Recentemente, saiu uma pesquisa
chamada “Analfabetismo no Mundo do Trabalho”, realizada pelo Instituto Paulo
Montenegro (IPM) e a ONG Ação Educativa. Segundo esta pesquisa, apenas 8% dos
brasileiros possuem plenas condições de compreender uma argumentação,
interpretar corretamente um texto, e opinar sobre o posicionamento de
determinado autor. Isto significa que, de cada cem pessoas que você conhece, só
oito são capazes de entender esta crônica, por exemplo.
Neste cenário, onde 92% da
população simplesmente não possui capacidade intelectual para compreender um
texto simples, eu pergunto: onde fica a democracia? O que ela significa
exatamente?
Some-se a isto a enorme e
acachapante pobreza e desigualdade social que assola nosso país, e que se
reflete diretamente em saúde precária e educação de péssima qualidade. O
resultado? Cidadãos intelectual e politicamente incapazes de diferenciar um
focinho de porco de uma tomada.
Assim sendo, se somente 8% de
nós, brasileiros, têm condições reais de interpretar o cenário político de nosso
próprio país, e de avaliar com clareza nossos candidatos, que democracia é esta
que nós temos por aqui?
E vou adiante: de quem é a
culpa pelas nossas evidentes limitações intelectuais? Certamente não é só nossa,
e diria até que nós somos os menos culpados pela nossa própria estupidez.
A responsabilidade passa, sim,
pelos nossos governantes – desde os primórdios do Brasil Colônia até hoje. Foram
sucessivos governos que jamais se preocuparam em nos tirar da ignorância
suprema. Que nunca investiram em escolas, e na profissionalização de nossos
educadores; muito, muito pelo contrário. Governantes que deliberadamente nos mantêm
a base do pão e do circo, sem saúde, sem educação, sem segurança, alimentando e
sustentando um projeto de pobreza e ignorância social – dois fatores essenciais
para que chegássemos exatamente onde estamos hoje: sentados perplexos em nossos
sofás, ouvindo nossos deputados vomitando baboseiras ao vivo e em rede nacional.
Não há golpe contra a
democracia porque, na prática, nunca houve democracia. Não de forma plena e
real. Porque somos mantidos em cárcere intelectual por diferentes governos e governantes,
que jamais quiseram que nós aprendêssemos a pensar.
Por isso somos politicamente
bebês. Por isso vendemos nosso voto, rimos de nossos corruptos, esquecemos em
quem votamos, e achamos normal ter internet gato.
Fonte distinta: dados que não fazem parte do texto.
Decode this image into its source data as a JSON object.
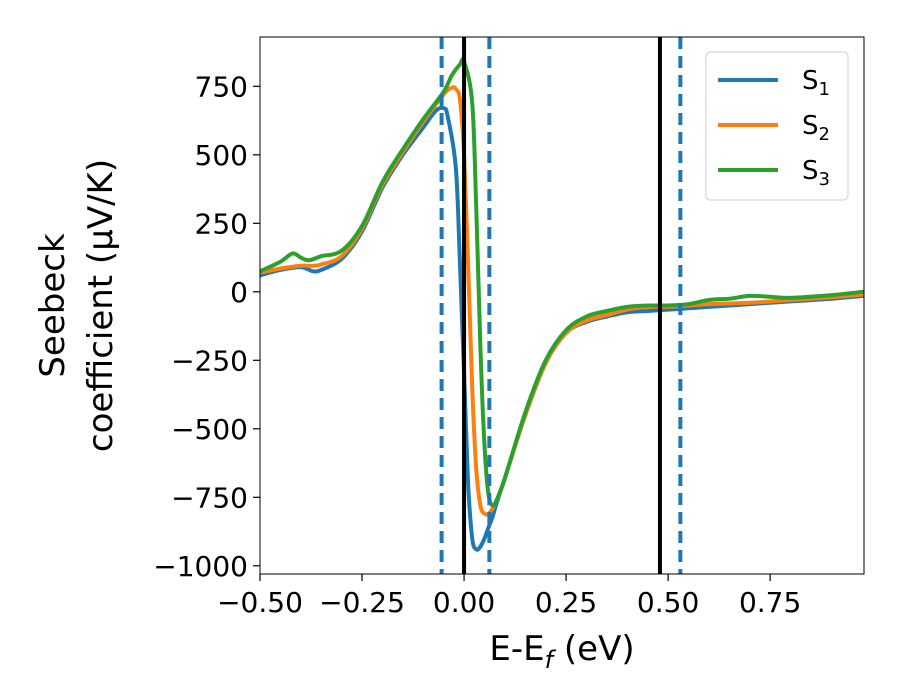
{
  "chart_data": {
    "type": "line",
    "title": "",
    "xlabel": "E-E",
    "xlabel_sub": "f",
    "xlabel_unit": " (eV)",
    "ylabel_line1": "Seebeck",
    "ylabel_line2": "coefficient  (μV/K)",
    "xlim": [
      -0.5,
      0.98
    ],
    "ylim": [
      -1030,
      930
    ],
    "grid": false,
    "legend_position": "top-right",
    "x_ticks": [
      -0.5,
      -0.25,
      0.0,
      0.25,
      0.5,
      0.75
    ],
    "x_tick_labels": [
      "−0.50",
      "−0.25",
      "0.00",
      "0.25",
      "0.50",
      "0.75"
    ],
    "y_ticks": [
      750,
      500,
      250,
      0,
      -250,
      -500,
      -750,
      -1000
    ],
    "y_tick_labels": [
      "750",
      "500",
      "250",
      "0",
      "−250",
      "−500",
      "−750",
      "−1000"
    ],
    "vlines_solid": [
      0.0,
      0.48
    ],
    "vlines_dashed": [
      -0.055,
      0.062,
      0.53
    ],
    "series": [
      {
        "name": "S",
        "name_sub": "1",
        "color": "#1f77b4",
        "x": [
          -0.5,
          -0.45,
          -0.4,
          -0.37,
          -0.35,
          -0.3,
          -0.25,
          -0.2,
          -0.15,
          -0.1,
          -0.07,
          -0.05,
          -0.04,
          -0.02,
          -0.01,
          0.0,
          0.01,
          0.02,
          0.03,
          0.04,
          0.05,
          0.06,
          0.07,
          0.08,
          0.1,
          0.15,
          0.2,
          0.25,
          0.3,
          0.35,
          0.4,
          0.45,
          0.5,
          0.55,
          0.6,
          0.7,
          0.8,
          0.9,
          0.98
        ],
        "y": [
          60,
          80,
          90,
          75,
          80,
          120,
          220,
          380,
          500,
          600,
          660,
          670,
          640,
          450,
          100,
          -300,
          -700,
          -900,
          -940,
          -930,
          -900,
          -860,
          -820,
          -770,
          -680,
          -450,
          -260,
          -150,
          -110,
          -90,
          -75,
          -70,
          -65,
          -60,
          -55,
          -45,
          -35,
          -25,
          -15
        ]
      },
      {
        "name": "S",
        "name_sub": "2",
        "color": "#ff7f0e",
        "x": [
          -0.5,
          -0.45,
          -0.4,
          -0.37,
          -0.35,
          -0.3,
          -0.25,
          -0.2,
          -0.15,
          -0.1,
          -0.05,
          -0.03,
          -0.02,
          -0.01,
          0.0,
          0.01,
          0.02,
          0.03,
          0.04,
          0.05,
          0.06,
          0.07,
          0.08,
          0.1,
          0.15,
          0.2,
          0.25,
          0.3,
          0.35,
          0.4,
          0.45,
          0.5,
          0.55,
          0.6,
          0.7,
          0.8,
          0.9,
          0.98
        ],
        "y": [
          70,
          85,
          95,
          95,
          100,
          130,
          230,
          390,
          510,
          620,
          720,
          745,
          740,
          700,
          500,
          100,
          -350,
          -650,
          -780,
          -810,
          -810,
          -790,
          -760,
          -680,
          -450,
          -260,
          -150,
          -105,
          -85,
          -65,
          -55,
          -55,
          -50,
          -45,
          -40,
          -30,
          -20,
          -10
        ]
      },
      {
        "name": "S",
        "name_sub": "3",
        "color": "#2ca02c",
        "x": [
          -0.5,
          -0.45,
          -0.42,
          -0.4,
          -0.38,
          -0.35,
          -0.3,
          -0.25,
          -0.2,
          -0.15,
          -0.1,
          -0.05,
          -0.03,
          -0.01,
          0.0,
          0.02,
          0.03,
          0.04,
          0.05,
          0.06,
          0.07,
          0.08,
          0.1,
          0.15,
          0.2,
          0.25,
          0.3,
          0.35,
          0.4,
          0.45,
          0.5,
          0.55,
          0.6,
          0.65,
          0.7,
          0.75,
          0.8,
          0.9,
          0.98
        ],
        "y": [
          75,
          110,
          140,
          125,
          115,
          130,
          150,
          240,
          400,
          520,
          630,
          730,
          790,
          830,
          840,
          690,
          300,
          -200,
          -560,
          -740,
          -780,
          -760,
          -680,
          -440,
          -250,
          -140,
          -90,
          -70,
          -55,
          -50,
          -50,
          -45,
          -30,
          -25,
          -15,
          -18,
          -22,
          -12,
          0
        ]
      }
    ]
  }
}
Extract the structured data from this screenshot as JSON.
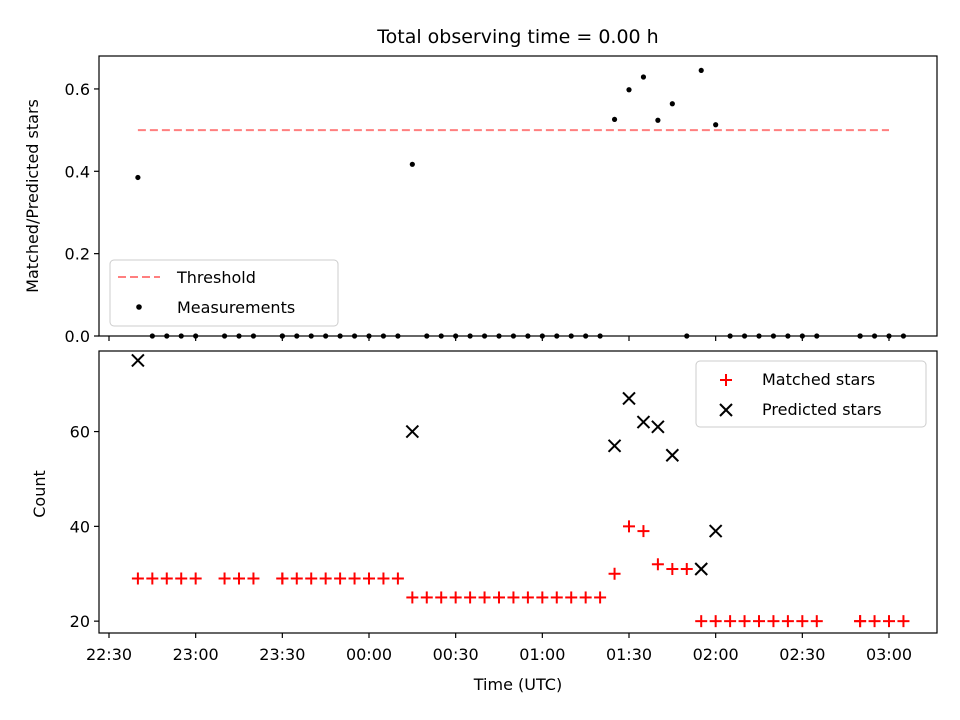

Naquele domingo, dia 17 de
abril de 2016, eu entendi o quanto nossa democracia é frágil, falsa e perigosa.
Afinal, sempre que escolhemos os nossos representantes através do voto direto,
estamos escolhendo entre os escolhidos. As cordinhas que nos manipulam têm mais
de 500 anos, amigos, e não possuem lado, bandeira ou partido.
E respondendo a pergunta que dá
título a este texto: não. Nossa democracia não é democrática. Não em um país
onde somente 8% da população é capaz de diferenciar um focinho de porco de uma
tomada.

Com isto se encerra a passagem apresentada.